Kendall Dunkelberg (1962- ) is a poet and teacher who lives with his wife, son, and their dog in a 100-year-old house, where he enjoys letting wildflowers grow in the yard and watching the spring and fall migrations of birds. His favorite flowers are spider lilies and spiderwort, and his favorite birds are cardinals and red-wing blackbirds, or maybe grackles and mocking birds, depending on his mood.

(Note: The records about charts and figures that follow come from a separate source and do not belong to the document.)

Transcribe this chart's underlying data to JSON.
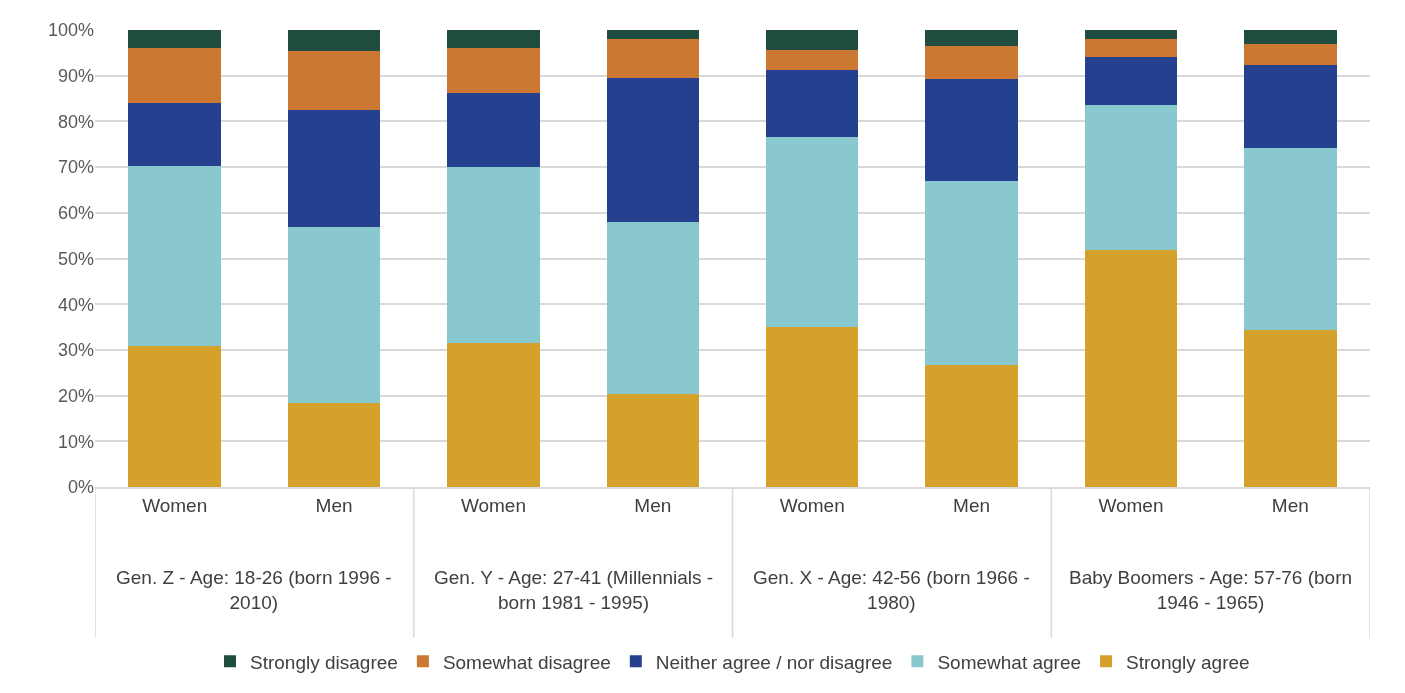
{
  "chart_data": {
    "type": "bar",
    "stacked": true,
    "categories": [
      "Women",
      "Men",
      "Women",
      "Men",
      "Women",
      "Men",
      "Women",
      "Men"
    ],
    "series": [
      {
        "name": "Strongly agree",
        "color": "#d4a22a",
        "values": [
          30.9,
          18.3,
          31.6,
          20.4,
          35.0,
          26.8,
          51.9,
          34.3
        ]
      },
      {
        "name": "Somewhat agree",
        "color": "#88c8ce",
        "values": [
          39.4,
          38.6,
          38.5,
          37.6,
          41.6,
          40.1,
          31.6,
          39.8
        ]
      },
      {
        "name": "Neither agree / nor disagree",
        "color": "#25408f",
        "values": [
          13.8,
          25.5,
          16.2,
          31.5,
          14.6,
          22.4,
          10.5,
          18.3
        ]
      },
      {
        "name": "Somewhat disagree",
        "color": "#cc7732",
        "values": [
          12.0,
          13.0,
          9.8,
          8.6,
          4.5,
          7.3,
          4.1,
          4.5
        ]
      },
      {
        "name": "Strongly disagree",
        "color": "#1f4d40",
        "values": [
          3.9,
          4.6,
          3.9,
          1.9,
          4.3,
          3.4,
          1.9,
          3.1
        ]
      }
    ],
    "annotations": [
      "Gen. Z - Age: 18-26 (born 1996 - 2010)",
      "Gen. Y - Age: 27-41 (Millennials - born 1981 - 1995)",
      "Gen. X - Age: 42-56 (born 1966 - 1980)",
      "Baby Boomers - Age: 57-76 (born 1946 - 1965)"
    ],
    "ylim": [
      0,
      100
    ],
    "yticks": [
      {
        "value": 0,
        "label": "0%"
      },
      {
        "value": 10,
        "label": "10%"
      },
      {
        "value": 20,
        "label": "20%"
      },
      {
        "value": 30,
        "label": "30%"
      },
      {
        "value": 40,
        "label": "40%"
      },
      {
        "value": 50,
        "label": "50%"
      },
      {
        "value": 60,
        "label": "60%"
      },
      {
        "value": 70,
        "label": "70%"
      },
      {
        "value": 80,
        "label": "80%"
      },
      {
        "value": 90,
        "label": "90%"
      },
      {
        "value": 100,
        "label": "100%"
      }
    ],
    "grid": "y",
    "legend": "bottom"
  }
}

Dunkelberg was born and raised in Osage, Iowa. Prior to moving to Columbus, Mississippi, he lived in Galesburg and Chicago, Illinois; Ghent and Leuven, Belgium; Northfield, Minnesota; and Austin, Texas. He earned his BA in English/Creative Writing from Knox College, and his Ph.D. in Comparative Literature from the University of Texas at Austin. He received a Mellon Fellowship and and two Fulbright grants to study and teach in Belgium. Besides his own poetry, he has published many translations of Dutch poetry and fiction. He directs the Creative Writing concentration and the Eudora Welty Writers' Symposium at Mississippi University for Women, where he is Professor of English, teaching Creative Writing, World Literature, and Twentieth-Century Poetry.